Entonces cerró los ojos, sintiéndose impotente, sabiendo que era inútil intentar de luchar contra los monstruos de aquí, sabiendo que siempre tendrían las de ganar. Por un momento, él se inclinó a ella, y ella hizo un ruido que probablemente suponía fuera un ronroneo, pero sonó más como a algo muriendo. Pasó la punta de su lengua, gélida y muerta, por la mejilla de él, y llevó su mano, del cuello al pecho, directamente sobre su corazón palpitante, y lo acarició allí con anticipación. Las propias manos de James, cerradas en puños todo este tiempo, se aflojaron y su mochila cayó al suelo.
Sin previo aviso, sacudido por una repentina caída, la radio en su mochila se encendió y la interferencia de esta los golpeó a ambos. Atreves de la estática, con voz estridente y fuerte, James escuchó a Harry decir —¡James!—, antes de que la radio se apagara de nuevo, tan abruptamente como se había encendido.
Los ojos de James se abrieron de golpe y todo volvió a él. Harry, Heather, su casa, sus vidas juntos, la única familia de verdad que había conocido y tenía... en aquel resplandor de colores que pasó por su mente en medio de un latido, él lo supo.
—¡No!—, gritó, y sus músculos se liberaron de esa extraña parálisis que lo había tenido atrapado, con una enorme descarga de adrenalina. Se apartó de María, dejando jirones de sus jeans y chaqueta atrás, y se tambaleó hacia adelante. Casi cayéndose sobre su mochila al tropezarse, torpemente se giró a ella para mirarla, esperando verla transformada en un monstruo, algo con dientes humedecidos y colmillos chorreantes, listo para despedazarlo.
Pero frente a él sólo estaba María, con ojos vacíos y desesperadamente tristes. Buscó a tientas la larga llave inglesa que sobresalía de su mochila y la blandió hacia ella, pero ella se mantuvo en su lugar, sin hacer ningún movimiento hacia él.
—No—, le dijo a ella, sin gritar, pero sí respirando pesada y agitadamente mientras la adrenalina corría por sus venas. —No, no pertenezco aquí. Tengo un hogar, una vida fuera de este lugar.
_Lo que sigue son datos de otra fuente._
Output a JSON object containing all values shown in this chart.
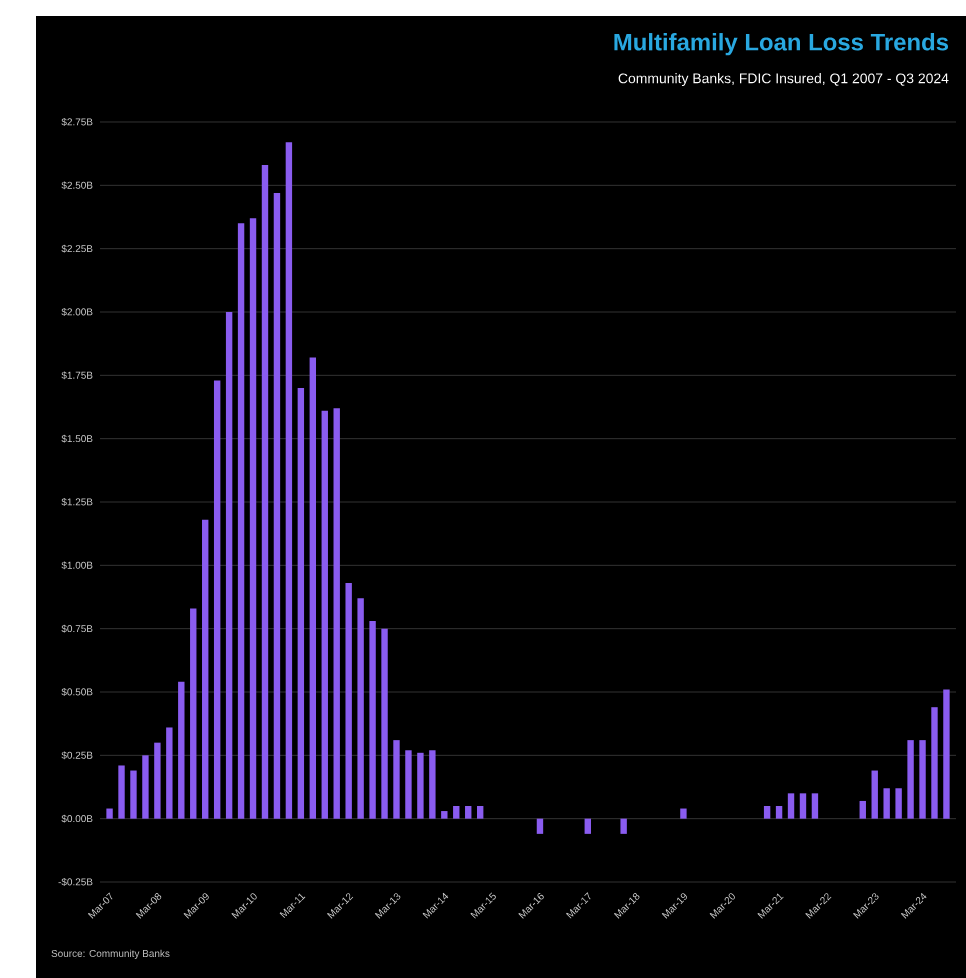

No pertenezco aquí y no te pertenezco a ti tampoco.
Ella levantó la vista hacia él, mirándolo desde debajo de su largo flequillo, y una sola lágrima se deslizó desde su ojo. Tal vez era la luz incierta, tal vez era su rímel espeso, pero la lágrima pareció ser negra, como un pequeño pedazo de espacio arrancado del cielo, mientras se deslizaba por su mejilla.
Y así, dándole la espalda a él, comenzó a alejarse en medio la niebla. Mientras las sombras grises se arremolinaban a su alrededor, atrapándola, arrastrárnosla. Ella miró hacia atrás por encima de su hombro por última vez, pareció comprobar que el hombre estuviera ahí viéndola marcharse, y con aquello hecho, simplemente desapareció como un fantasma entre la niebla.